Lorsque les néolibéraux abordent la question de la dette publique ils ne font en réalité que démontrer à quel point leur prétendu pragmatisme – dont ne cessent de se réclamer Macron et sa caste – est la plus idéologues des idéologies. Dans leur haine de l’Etat (ou plus précisément d’un Etat redistributeur tant leur volonté est de l’asservir pour que les puissants continuent à se gaver tandis que le plus grand nombre souffre), ils oublient toute forme de rationalité et démontrent finalement leur médiocrité économique. A force de crier comme des gorets que l’on égorge dès que l’on parle de dette ou de déficit publics, ils sont incapables de distinguer les différents types de dettes publiques. De la même manière, leur mémoire sélective oublie prestement que la dette publique est finalement presque consubstantielle de l’Etat et que ceux-ci contractent (et annulent) des dettes depuis toujours ou presque.

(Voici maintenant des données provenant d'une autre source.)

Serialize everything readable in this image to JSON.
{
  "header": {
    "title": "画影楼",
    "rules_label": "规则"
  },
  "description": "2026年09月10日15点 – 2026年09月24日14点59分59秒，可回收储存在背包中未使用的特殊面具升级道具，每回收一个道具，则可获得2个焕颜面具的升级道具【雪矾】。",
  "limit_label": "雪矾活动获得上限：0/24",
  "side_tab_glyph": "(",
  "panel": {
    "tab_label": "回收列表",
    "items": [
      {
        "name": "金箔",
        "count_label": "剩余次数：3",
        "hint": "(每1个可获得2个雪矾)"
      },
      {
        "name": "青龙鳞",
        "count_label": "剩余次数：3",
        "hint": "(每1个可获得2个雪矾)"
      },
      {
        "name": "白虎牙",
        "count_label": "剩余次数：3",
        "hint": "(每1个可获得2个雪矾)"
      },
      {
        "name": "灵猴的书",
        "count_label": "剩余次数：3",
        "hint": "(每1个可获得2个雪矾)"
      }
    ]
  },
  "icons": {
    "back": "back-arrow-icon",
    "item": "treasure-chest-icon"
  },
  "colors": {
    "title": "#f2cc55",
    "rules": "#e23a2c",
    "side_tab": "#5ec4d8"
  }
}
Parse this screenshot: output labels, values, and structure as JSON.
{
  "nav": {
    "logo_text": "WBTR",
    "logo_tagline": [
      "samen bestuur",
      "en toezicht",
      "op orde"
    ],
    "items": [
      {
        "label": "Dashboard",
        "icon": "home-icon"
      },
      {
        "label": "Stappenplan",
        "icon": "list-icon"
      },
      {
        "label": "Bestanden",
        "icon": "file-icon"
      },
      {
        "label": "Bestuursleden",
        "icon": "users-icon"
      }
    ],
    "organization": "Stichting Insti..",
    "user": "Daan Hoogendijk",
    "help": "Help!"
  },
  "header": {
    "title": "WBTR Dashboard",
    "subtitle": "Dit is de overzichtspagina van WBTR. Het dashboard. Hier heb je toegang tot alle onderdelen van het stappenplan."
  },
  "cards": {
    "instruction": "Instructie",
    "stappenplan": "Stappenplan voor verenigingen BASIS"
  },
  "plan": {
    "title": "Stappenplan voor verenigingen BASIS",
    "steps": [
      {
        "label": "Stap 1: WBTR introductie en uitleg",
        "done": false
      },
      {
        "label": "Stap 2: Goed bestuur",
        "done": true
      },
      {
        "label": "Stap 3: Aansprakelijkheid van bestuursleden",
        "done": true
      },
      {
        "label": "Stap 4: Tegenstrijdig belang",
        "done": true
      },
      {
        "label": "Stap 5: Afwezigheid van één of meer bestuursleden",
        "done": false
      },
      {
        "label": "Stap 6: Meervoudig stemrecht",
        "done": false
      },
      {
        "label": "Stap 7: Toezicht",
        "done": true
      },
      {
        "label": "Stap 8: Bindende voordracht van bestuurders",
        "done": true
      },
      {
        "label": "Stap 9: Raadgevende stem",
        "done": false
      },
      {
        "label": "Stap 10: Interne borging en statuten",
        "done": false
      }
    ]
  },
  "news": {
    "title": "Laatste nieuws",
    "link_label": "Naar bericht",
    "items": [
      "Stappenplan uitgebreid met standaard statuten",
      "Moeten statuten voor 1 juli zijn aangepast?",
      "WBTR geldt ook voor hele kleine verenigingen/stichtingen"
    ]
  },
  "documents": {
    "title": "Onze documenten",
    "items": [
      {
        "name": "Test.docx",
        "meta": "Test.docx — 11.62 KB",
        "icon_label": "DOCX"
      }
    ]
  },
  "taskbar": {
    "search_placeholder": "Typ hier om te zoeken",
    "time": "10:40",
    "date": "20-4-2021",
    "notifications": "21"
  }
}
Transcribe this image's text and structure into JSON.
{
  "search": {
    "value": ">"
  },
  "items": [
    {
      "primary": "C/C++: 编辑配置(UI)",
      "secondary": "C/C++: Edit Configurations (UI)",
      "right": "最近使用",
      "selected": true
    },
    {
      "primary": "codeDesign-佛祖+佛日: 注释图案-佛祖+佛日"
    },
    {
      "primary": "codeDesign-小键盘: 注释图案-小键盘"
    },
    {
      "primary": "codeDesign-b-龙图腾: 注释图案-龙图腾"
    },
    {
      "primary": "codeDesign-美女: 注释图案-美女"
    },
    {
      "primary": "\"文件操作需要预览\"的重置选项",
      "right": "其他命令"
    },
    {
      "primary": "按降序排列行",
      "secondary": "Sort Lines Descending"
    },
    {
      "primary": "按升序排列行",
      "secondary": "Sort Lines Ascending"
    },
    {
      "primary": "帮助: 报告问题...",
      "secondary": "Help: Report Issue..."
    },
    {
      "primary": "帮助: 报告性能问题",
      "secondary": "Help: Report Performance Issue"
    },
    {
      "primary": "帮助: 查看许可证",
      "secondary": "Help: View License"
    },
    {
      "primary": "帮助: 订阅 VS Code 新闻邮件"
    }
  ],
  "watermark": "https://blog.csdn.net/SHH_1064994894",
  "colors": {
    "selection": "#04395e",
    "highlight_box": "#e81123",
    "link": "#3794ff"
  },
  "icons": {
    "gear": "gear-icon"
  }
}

Tout comme pour le déficit, la dette publique ne peut être analysée de la même manière selon son objectif. Personne de sensé ne mettrait sur le même plan de la dette contractée pour embaucher des fonctionnaires dans des secteurs sous tensions (au hasard, la santé) ou contractée pour supprimer l’ISF ou faire des cadeaux aux grandes entreprises via le CICE par exemple. Au-delà de la simple question de l’utilisation de la dette (parce que c’est bien là le sujet important), il y a également celle des détenteurs de celle-ci. Dans le propos de Darmanin hier sur France Inter, la partie importante de la phrase est bel et bien le terme « étranger ». Si l’on se jette dans les bras de la finance mondialisée qui n’a pour seul objectif que le profit alors oui, la dette publique devient un danger. Mais les Japonais qui sont bien plus endettés que beaucoup de pays sur la planète sont tranquilles pour la simple et bonne raison que les principaux détenteurs de la dette japonaise sont les ressortissants du pays et qu’ils n’ont donc, par définition, aucun intérêt à jouer contre eux-mêmes.